Well apparently the city of lights can play the backdrop for more than one film,
and more than one kind of film in the case of the film under review the 1939
classic romantic comedy Ninotchka. While
Russian head Red, General Secretary Joseph Stalin would certainly not have
liked this film (if I recall it was banned for many years in the Soviet Union
and its environs) as a parody of the shortcomings of his regime as a period piece
it retains its interest. Hell, if I had been adhering to the party line, the
Communist International line of the time, I might not have liked it, not liked
it publicly although there are several sly political jabs I could have laughed at
privately, very privately like in an acoustically sealed room with all doors locked.
Here’s why Uncle
Joe was in a snit. And remember this is only a romantic comedy. It was all
about the jewels, right? The jewels confiscated by the Soviet authorities in the
aftermath of the Bolshevik Revolution of 1917 when the nobility and their hangers-on
either fought with the Whites and perished or more sensibly went into exile in places like Paris. By 1939 thought
conditions in the Soviet Union warranted the necessity of selling jewels and other
valuables on the world market to bring in ready cash for food. (Yes, Uncle Joe would
not have liked that at all). So the Russian Board of Trade sent three goofs
(what else could they be called with their Marx Brothers-type antics and I don’t
mean Karl antics) to sell off Duchess Swana’s jewels to a wary jeweler in Paris.
It just so happened that among the Russian ex-patriates in Paris was that self-same
Swana (played by the catty Ina Claire) who was holding court in exile waiting on
the Soviet experiment to burn itself out and for the old order to return. While
she was waiting though she would be more than happy to repossess her “stolen”
goods. That is where her consort of sorts the Count d ’Algout (played by Melvyn
Douglas) devised a plant to get them back-bring a ton of litigation to hold up
the sale until the French courts can determine the legal owners. So the Count
gets in touch with the three Russian goofs and lays it on the line to them. But
they are only low-level functionaries, at best.
That is
where the heart of the story begins-the rags to riches romance part. The Russians
send a special envoy, a woman, a hard Bolshevik to take charge of the case,
Ninotchka (played by the alluring Greta Garbo). Although the Count and Ninotchka
meet by chance on the street the up close and personal duel between the hard
red and the cosmopolitan bourgeois is on. Naturally the delights of Paris grab
Ninotchka as they do almost anybody and in a series of cat and mouse scenes she
and the Count fall in love. Even if it was only to be just a whirlwind affair since
she had to go back to Moscow when the litigation was over.

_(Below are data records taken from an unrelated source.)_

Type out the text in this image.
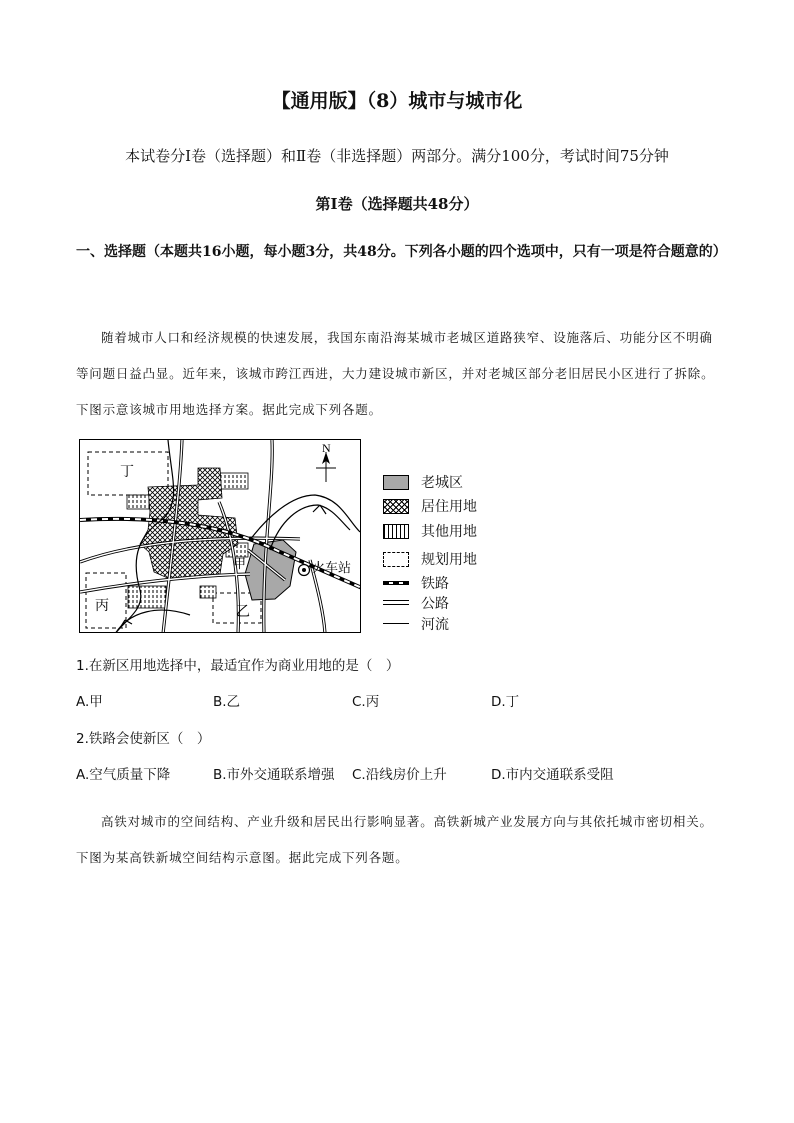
【通用版】（8）城市与城市化
本试卷分Ⅰ卷（选择题）和Ⅱ卷（非选择题）两部分。满分100分，考试时间75分钟
第Ⅰ卷（选择题共48分）
一、选择题（本题共16小题，每小题3分，共48分。下列各小题的四个选项中，只有一项是符合题意的）
随着城市人口和经济规模的快速发展，我国东南沿海某城市老城区道路狭窄、设施落后、功能分区不明确等问题日益凸显。近年来，该城市跨江西进，大力建设城市新区，并对老城区部分老旧居民小区进行了拆除。下图示意该城市用地选择方案。据此完成下列各题。
N
丁
甲
丙	乙
火车站
老城区
居住用地
其他用地
规划用地
铁路
公路
河流
1.在新区用地选择中，最适宜作为商业用地的是（　）
A.甲	B.乙	C.丙	D.丁
2.铁路会使新区（　）
A.空气质量下降	B.市外交通联系增强 C.沿线房价上升	D.市内交通联系受阻
高铁对城市的空间结构、产业升级和居民出行影响显著。高铁新城产业发展方向与其依托城市密切相关。下图为某高铁新城空间结构示意图。据此完成下列各题。
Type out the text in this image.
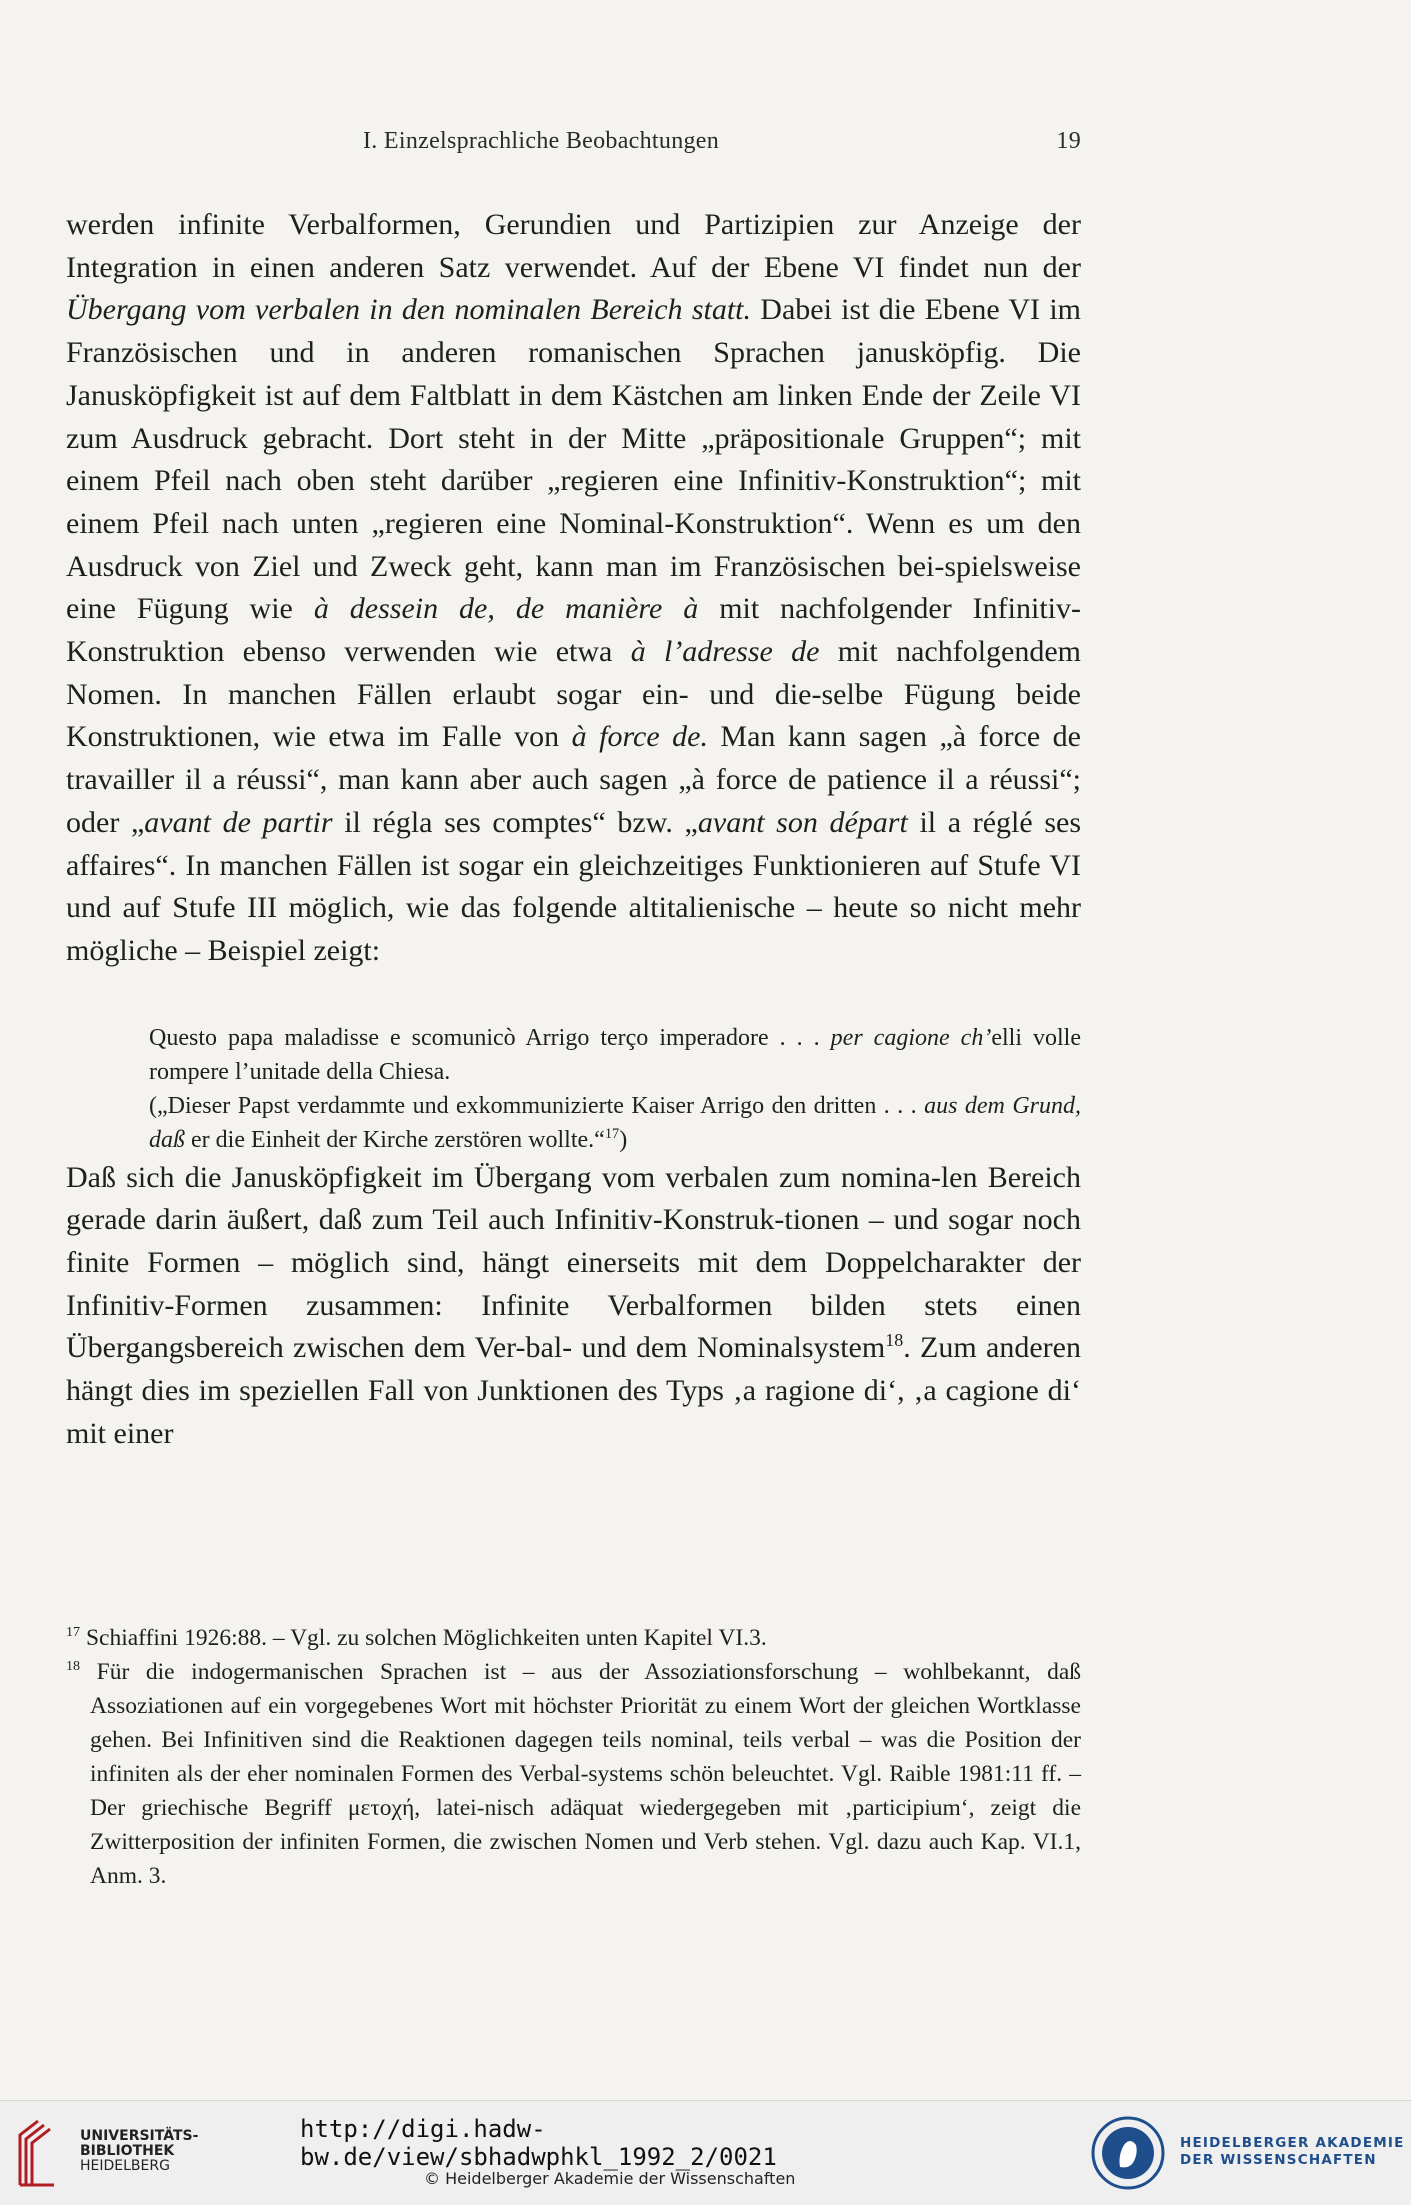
I. Einzelsprachliche Beobachtungen	19

werden infinite Verbalformen, Gerundien und Partizipien zur Anzeige der Integration in einen anderen Satz verwendet. Auf der Ebene VI findet nun der Übergang vom verbalen in den nominalen Bereich statt. Dabei ist die Ebene VI im Französischen und in anderen romanischen Sprachen janusköpfig. Die Janusköpfigkeit ist auf dem Faltblatt in dem Kästchen am linken Ende der Zeile VI zum Ausdruck gebracht. Dort steht in der Mitte „präpositionale Gruppen“; mit einem Pfeil nach oben steht darüber „regieren eine Infinitiv-Konstruktion“; mit einem Pfeil nach unten „regieren eine Nominal-Konstruktion“. Wenn es um den Ausdruck von Ziel und Zweck geht, kann man im Französischen bei-spielsweise eine Fügung wie à dessein de, de manière à mit nachfolgender Infinitiv-Konstruktion ebenso verwenden wie etwa à l’adresse de mit nachfolgendem Nomen. In manchen Fällen erlaubt sogar ein- und die-selbe Fügung beide Konstruktionen, wie etwa im Falle von à force de. Man kann sagen „à force de travailler il a réussi“, man kann aber auch sagen „à force de patience il a réussi“; oder „avant de partir il régla ses comptes“ bzw. „avant son départ il a réglé ses affaires“. In manchen Fällen ist sogar ein gleichzeitiges Funktionieren auf Stufe VI und auf Stufe III möglich, wie das folgende altitalienische – heute so nicht mehr mögliche – Beispiel zeigt:

Questo papa maladisse e scomunicò Arrigo terço imperadore . . . per cagione ch’elli volle rompere l’unitade della Chiesa.

(„Dieser Papst verdammte und exkommunizierte Kaiser Arrigo den dritten . . . aus dem Grund, daß er die Einheit der Kirche zerstören wollte.“$^{17}$)

Daß sich die Janusköpfigkeit im Übergang vom verbalen zum nomina-len Bereich gerade darin äußert, daß zum Teil auch Infinitiv-Konstruk-tionen – und sogar noch finite Formen – möglich sind, hängt einerseits mit dem Doppelcharakter der Infinitiv-Formen zusammen: Infinite Verbalformen bilden stets einen Übergangsbereich zwischen dem Ver-bal- und dem Nominalsystem$^{18}$. Zum anderen hängt dies im speziellen Fall von Junktionen des Typs ‚a ragione di‘, ‚a cagione di‘ mit einer

$^{17}$ Schiaffini 1926:88. – Vgl. zu solchen Möglichkeiten unten Kapitel VI.3.

$^{18}$ Für die indogermanischen Sprachen ist – aus der Assoziationsforschung – wohlbekannt, daß Assoziationen auf ein vorgegebenes Wort mit höchster Priorität zu einem Wort der gleichen Wortklasse gehen. Bei Infinitiven sind die Reaktionen dagegen teils nominal, teils verbal – was die Position der infiniten als der eher nominalen Formen des Verbal-systems schön beleuchtet. Vgl. Raible 1981:11 ff. – Der griechische Begriff μετοχή, latei-nisch adäquat wiedergegeben mit ‚participium‘, zeigt die Zwitterposition der infiniten Formen, die zwischen Nomen und Verb stehen. Vgl. dazu auch Kap. VI.1, Anm. 3.

UNIVERSITÄTS-
BIBLIOTHEK
HEIDELBERG
http://digi.hadw-bw.de/view/sbhadwphkl_1992_2/0021
© Heidelberger Akademie der Wissenschaften
HEIDELBERGER AKADEMIE
DER WISSENSCHAFTEN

Moreover Swana, who
despite her blasé demeanor wanted the Count to herself, by devious means got
personal possession of the jewels and forced Ninotchka on her terms back on the
plane to Moscow and without her Count.
Of course
here is where film conventions for romantic comedies or any romance film come
into play. The Count once he finds out his beloved is gone devised some schemes
involving the three goofs in order to get Ninotchka back to Paris and life happily
ever after. Naturally they work. And get the goofs to Paris too. Along the way there
are plenty of allusions to the real situation in late 1930s Russia (the Moscow trials)
and the social and economic hardships that probably had Uncle Joe throwing vodka
bottles around on drunken nights in the Kremlin after he watched his screening
of the film. But now as the dust has long settled as a period piece it is a good
showing of the talents of both Garbo and Douglas. That makes the film worth
seeing these days when you don’t have to worry about the party line.